Alsa (the sound driver) is sometimes really weird. One box I recently set up had the opposite problem: everything was too loud. This was with one of the fake Audigy cards that are really just rebranded SB 24bit ones...

You could try the OSS drivers: http://www.opensound.com/ . I tried them once, because they introduced support for the X-fi cards. They have even support for setting volume on individual apps. Only drawback could be that to install you have to remove the original alsa driver and it doesn't integrate well with Gnome.

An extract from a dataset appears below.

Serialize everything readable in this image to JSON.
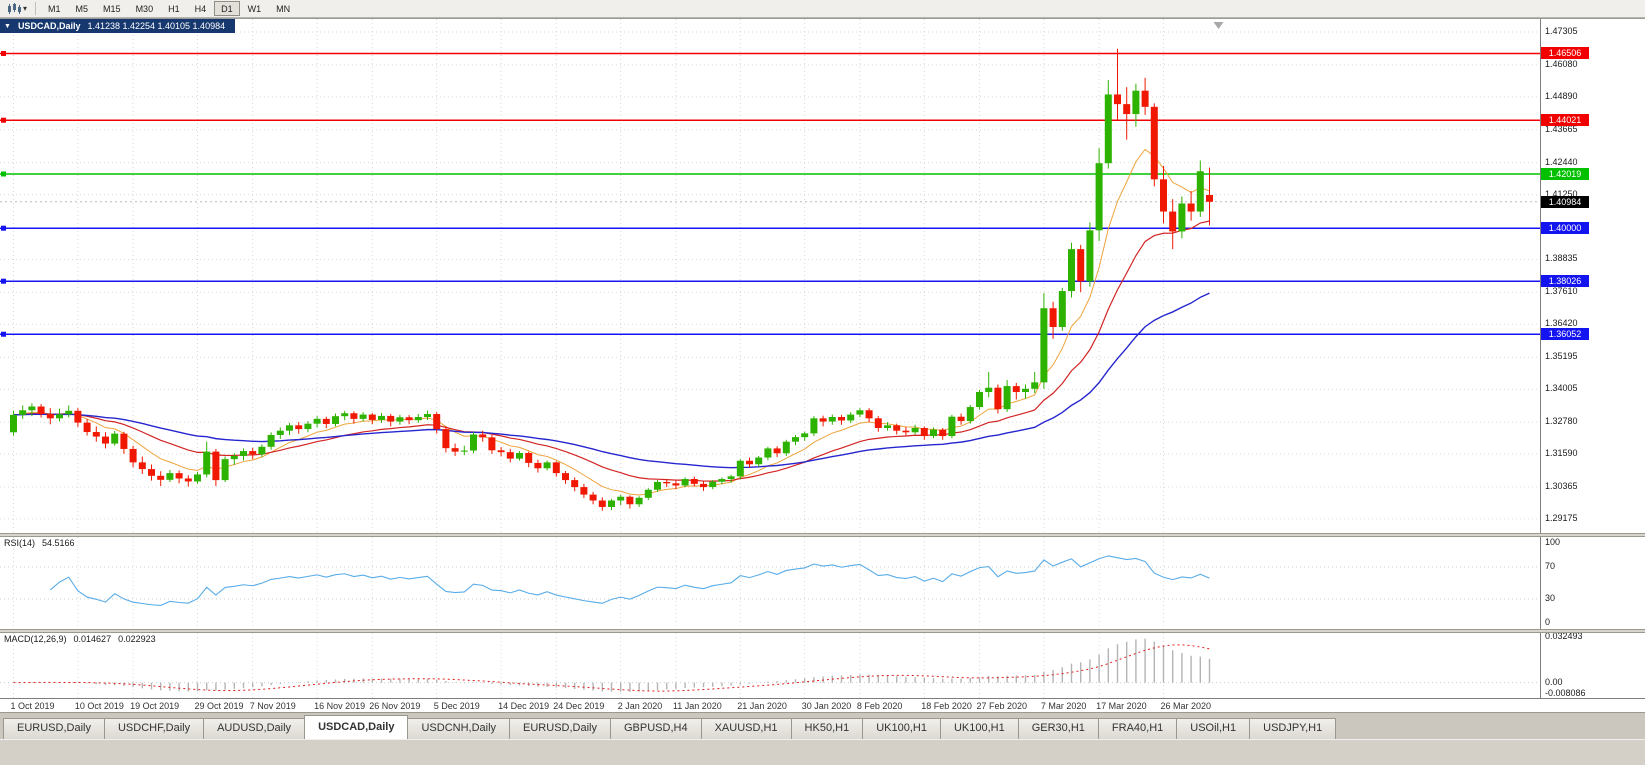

Sound playing indefinitely: seems like the window gets closed,m but the actual app still runs. I don't know which one you use, but I guess it's Totem (the default one). Push Alt+F2 and run 'killall -9 totem'. That should probably stop it.

Resolution thing:
seems like your video driver isn't capable of modechanges. That's not good. Could you post the contents of '~/.xsession-errors', '/var/log/Xorg.0.log' and '/etc/X11/xorg.conf'? -- preferably right after it does that?

Security:
Ubuntu is pretty secure by default. If you want more, you can install something like firestarter. That should allow you to configure the builtin firewall much easier.